Once the drivers had got themselves in order, though, Hamilton and Bottas failed to improve from their first runs on used soft tyres, but had still been fast enough to head the session, with Norris once again taking P3 to Verstappen’s P4 (Verstappen at least having closed to within 0.293s of Hamilton on his final run), as Ricciardo took fifth.
Fernando Alonso had headed into the final Q2 runs as the only driver yet to set a lap time, having made a Turn 1 error on his first effort. But neither the Spaniard nor his Alpine team mate Esteban Ocon could haul themselves out of Q3, Alonso and Ocon ending up P13 and P14 respectively.
The Aston Martins had been rapid in FP1, but were also unable to proceed to Q3, Vettel taking P11, one spot ahead of Lance Stroll – who’d gone fourth fastest in the morning session – as Russell took P15.
Ferrari, meanwhile, avenged their double failure to make Q3 from 2020, with Sainz and Leclerc graduating to the final part of qualifying in eighth and ninth, ahead of Perez – Leclerc seemingly managing to drive around his issues.
Gasly and Giovinazzi were the other two drivers to make it through.
Knocked out: Vettel, Stroll, Alonso, Ocon, Russell
The first laps in Q3 saw Verstappen much more at the races, Hamilton once more laying down the gauntlet with a 1m 19.949s, but Verstappen just 0.017s behind in P2, as Norris claimed P3, only 0.065s behind Hamilton.
Bottas, meanwhile, was behind Ricciardo in P5, and half a second off, having got a bit wild coming out of the second chicane and kissing the gravel.
As the drivers circulated Monza for their final laps, though, Bottas was in inspired form, setting purple times in the first two sectors before sweeping over the line in 1m 19.555s to take provisional pole.
He’d even been giving a tow to team mate Hamilton – but although the seven-time Monza polesitter improved to a 1:19.651s, that still left him 0.096s adrift of Bottas, who may have been uttering a few “to whom it may concerns…” in his helmet following news of his departure to Alfa Romeo for 2022, as he went fastest in qualifying for the first time since Portimao.
Verstappen ultimately wouldn’t improve on his second lap, but had done enough in his opening run to claim third on the grid for Saturday’s F1 Sprint – albeit that he was a chunky 0.411s off Bottas – Verstappen ahead of the impressive Norris, who took fourth, while Ricciardo would have been pleased to lap just 0.006s adrift of his team mate as he claimed fifth.
As he did at Zandvoort, Gasly beat both Ferraris to take sixth, with Sainz ahead of Leclerc in seventh and eighth, Perez a lowly ninth in the second Red Bull, while Giovinazzi rounded out the top 10, after his second straight Q3 appearance.
So, the battle looks beautifully poised for the return of the Sprint on Saturday.
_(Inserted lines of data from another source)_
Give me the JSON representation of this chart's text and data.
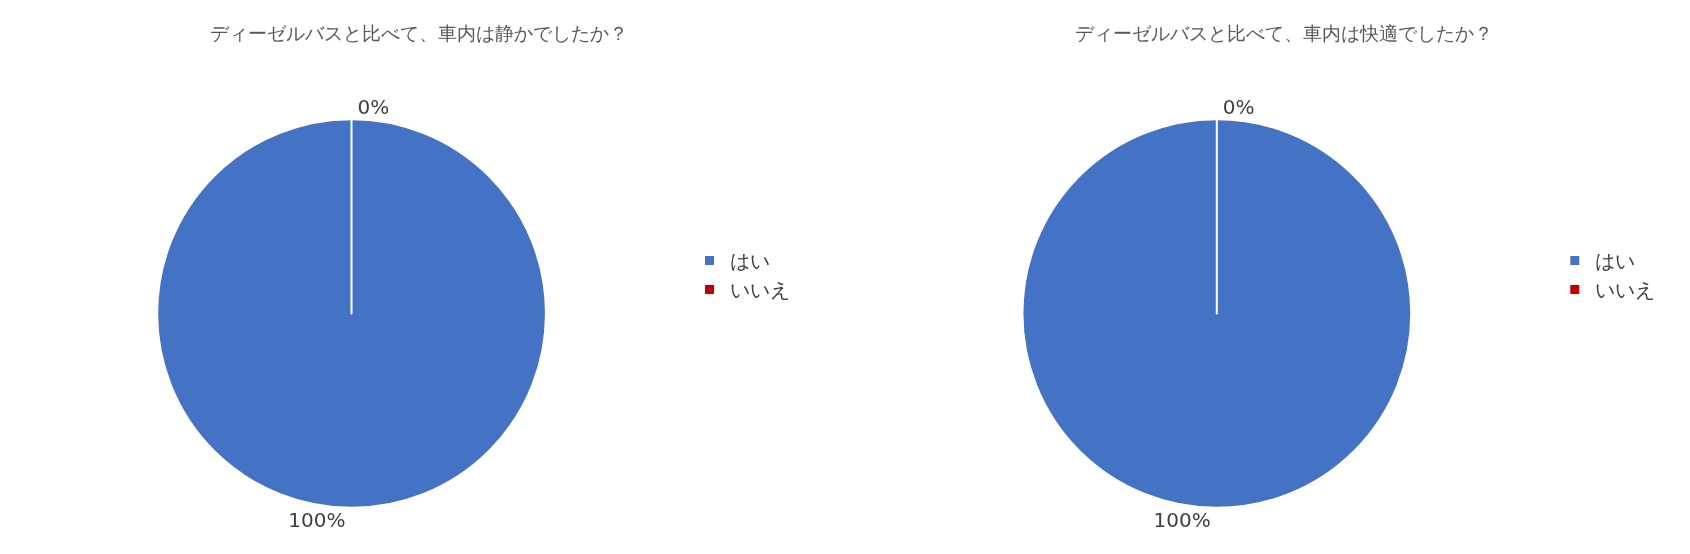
{
  "chart_data": [
    {
      "type": "pie",
      "title": "ディーゼルバスと比べて、車内は静かでしたか？",
      "categories": [
        "はい",
        "いいえ"
      ],
      "values": [
        100,
        0
      ],
      "colors": [
        "#4472c4",
        "#c00000"
      ],
      "value_labels": [
        "100%",
        "0%"
      ],
      "legend": "right"
    },
    {
      "type": "pie",
      "title": "ディーゼルバスと比べて、車内は快適でしたか？",
      "categories": [
        "はい",
        "いいえ"
      ],
      "values": [
        100,
        0
      ],
      "colors": [
        "#4472c4",
        "#c00000"
      ],
      "value_labels": [
        "100%",
        "0%"
      ],
      "legend": "right"
    }
  ]
}
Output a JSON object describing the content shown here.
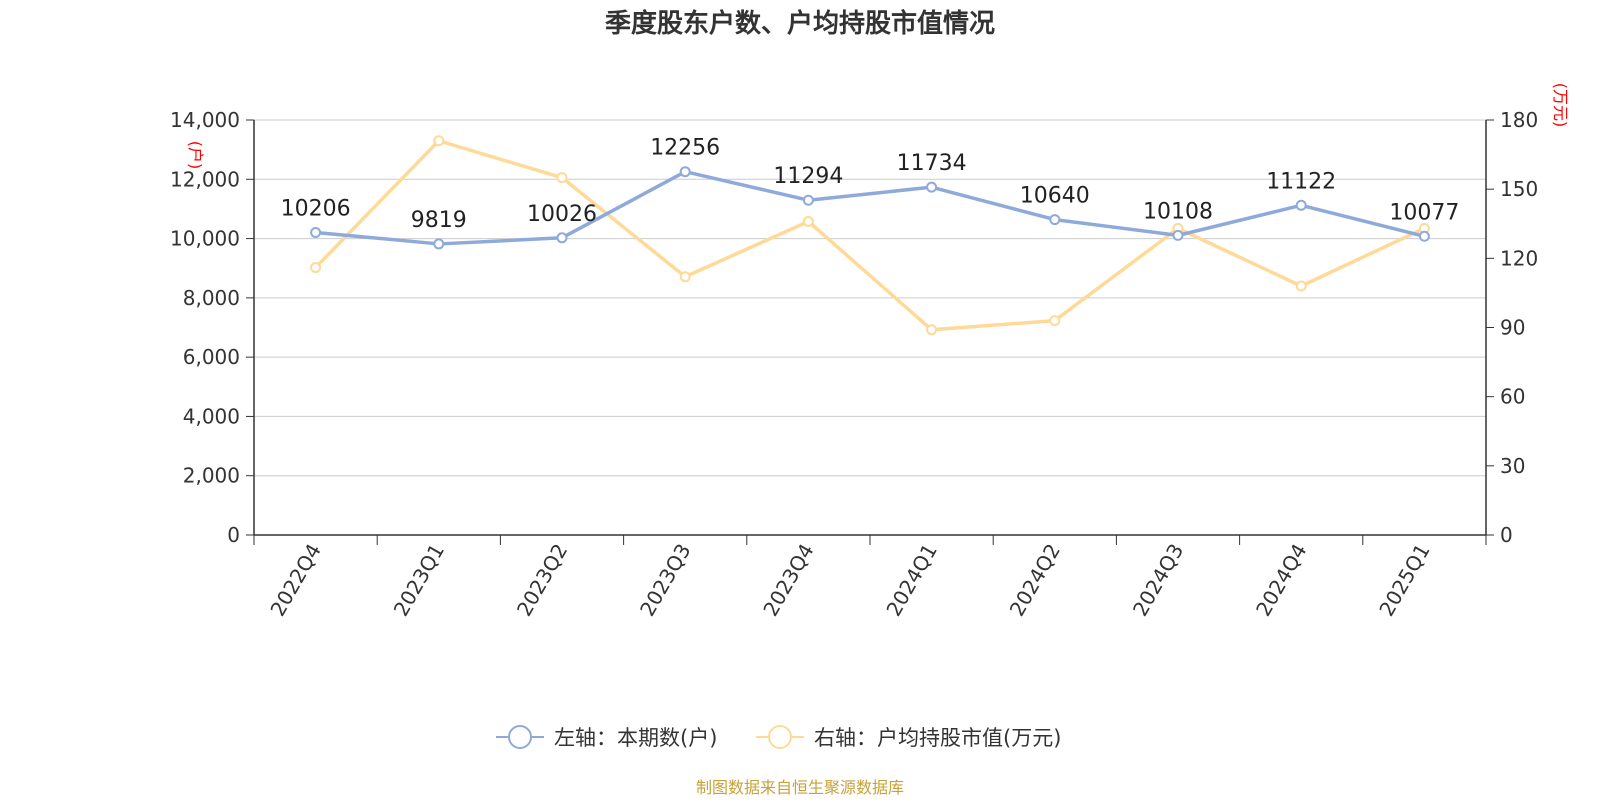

But starting P3 on the grid, will Verstappen go aggressive to try and disrupt the Mercedes? Or save his firepower for Sunday’s Italian Grand Prix?
With qualifying done, the teams and drivers now have one more practice session left tomorrow morning, before tackling the second ever F1 Sprint – with the winner from that contest taking pole for Sunday’s Italian Grand Prix.